Sometimes marriage is hard and you just need to cry. Early on in my marriage when my husband and I took each other for granted, misunderstood one another, or were even adversarial in certain stages of our relationship, I held my pain and emotions inside. After all, I had a job to go to, or kids to make lunch for, or a parent-teacher meeting to attend. There were places to go and people to see. My tears didn’t fit in my schedule.
In some cases, I simply didn’t want to feel the pain that allowing myself to cry would surely expose. The pretense of numbness felt like a better option.
There were other times when there was no stopping the floodgates. A quick step into the other room as big salty drops leaked out, try as I might to contain them. Still, I often tried to pull myself together quickly. There weren’t very many moments when I was alone and could allow myself to cry, but these stolen moments let out just enough of my angst to ease the pressure in my wounded heart.
Over the years, I have learned to make room for tears. I’ve also learned that there are two kinds of emotional releases:
The kind that involve HEALING TEARS, and the kind that indulge HARMFUL TEARS.
Jesus is a good example to us of healing tears—the kind that move us forward and draw us closer to God. Nobody enjoys feeling the pain of whatever is causing us emotional suffering, but it’s necessary in order to heal and find clarity. On the night before He was crucified on the cross, Jesus took His closest friends to a garden, made His way a little way off from them, and proceeded to agonize with tears as He sweat great drops of blood.
He poured His heart out to God the Father with deep emotion! Earlier in His ministry, when He learned of the death of His dear friend, Lazarus, He wept. Jesus was never afraid to express His emotions or allow Himself to cry. Each time, Jesus was then able to move toward action with confidence, peace, and authority. He raised Lazarus from the dead and acquiesced to His own providential death. Jesus watered the seeds of these miracles with His tears. It’s a reminder to me to allow my tears to usher me into prayer and to allow them their place, but then to get on with my life, fulfilling the good works that God has prepared for me to do instead of allowing my sadness to cripple me.
Indulging in harmful tears is much easier to do, but that can drive a wedge between you and your spouse. When I’m struggling in my marriage, it’s easy to wallow. There’s a fine line when I allow myself to feel sad or hurt. I don't want to cross over to a pity party. I take the time to cry for the purpose of cleansing and emotional release, not as manipulation or as a gateway to despair. My tears should be clarifying, convicting, and in the end, comforting. I tell myself that I can be sad, but that I’m not meant to stay there. I want these moments to bring me God’s peace. My tears are an offering to the Lord. A wordless prayer, themselves. I let them have their moment, not my day.

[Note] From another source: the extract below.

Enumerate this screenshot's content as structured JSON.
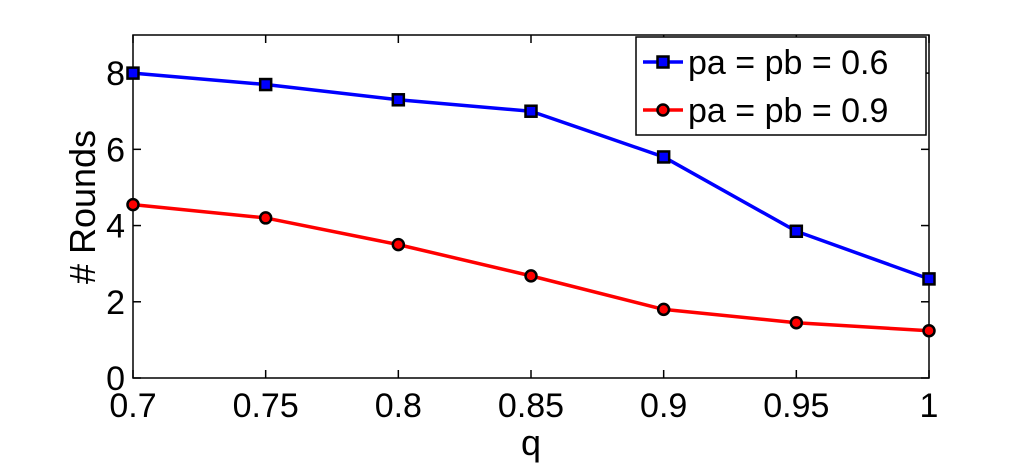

When David was on the run from King Saul, fleeing for his very life, he cried out to God. He offers us one of the most precious verses in the Bible regarding God’s actions when we cry:
“You keep track of all my sorrows. You have collected all my tears in your bottle. You have recorded each one in your book.” (Psalm 56:8, NLT)
David drew near to God in His suffering, knowing that God cared so intimately for him that He captured every tear and took note of every drop. The same is true for me and you when there’s no holding back.
Not long ago, I joined a friend at the movie theater to watch the film adaptation of William Paul Young’s The Shack. The lead character, Mack is grappling with the death of his young daughter. The most powerful moment of the film for me is when the character depicting Jesus quickly and carefully reaches out to collect a tear of off Mack’s cheek. I had never before visualized what it looked like to know that Jesus was gathering all my tears as something precious to Himself. The very thought takes my tearful spirit from dejected to delighted!
Marriage depicts the love relationship that God designed for us but when that bond becomes a source of sadness, it’s important to know that God has not given up on our relationship and we can’t either. He wants our hearts to be filled with joy and our relationship to be strengthened. Don’t allow your tears to sweep you into a tidal wave of hopelessness or anger. Allow your tears to be cleansing, washing away bitterness, worry, and fear. Let God take your tears and then take your hand, leading you out of the gloomy shadows. When I allow myself to cry with the right mindset, God ushers me toward forgiveness, grace, and the ability to offer unconditional love to my husband. He also reveals to me my own wrongdoing or attitudes and gives me the humility to take ownership for the sadness I have brought upon myself.
I’m wondering if you have been holding your emotions in? Or perhaps you are allowing your tearful moments to cause more harm than good? Maybe your marriage has been in a rough patch for a while and you are simply trying to get through the day? The enemy enjoys whispering words of brokenness to us in our fragile state. Don’t listen. Tune in to the life giving words of Jesus who loves you and will guide you toward a stronger relationship with your spouse. It’s not easy to open the floodgates but I encourage you to take the time to feel what you feel. Have a good cry. But do so in a way that brings you closer to God and closer to your spouse.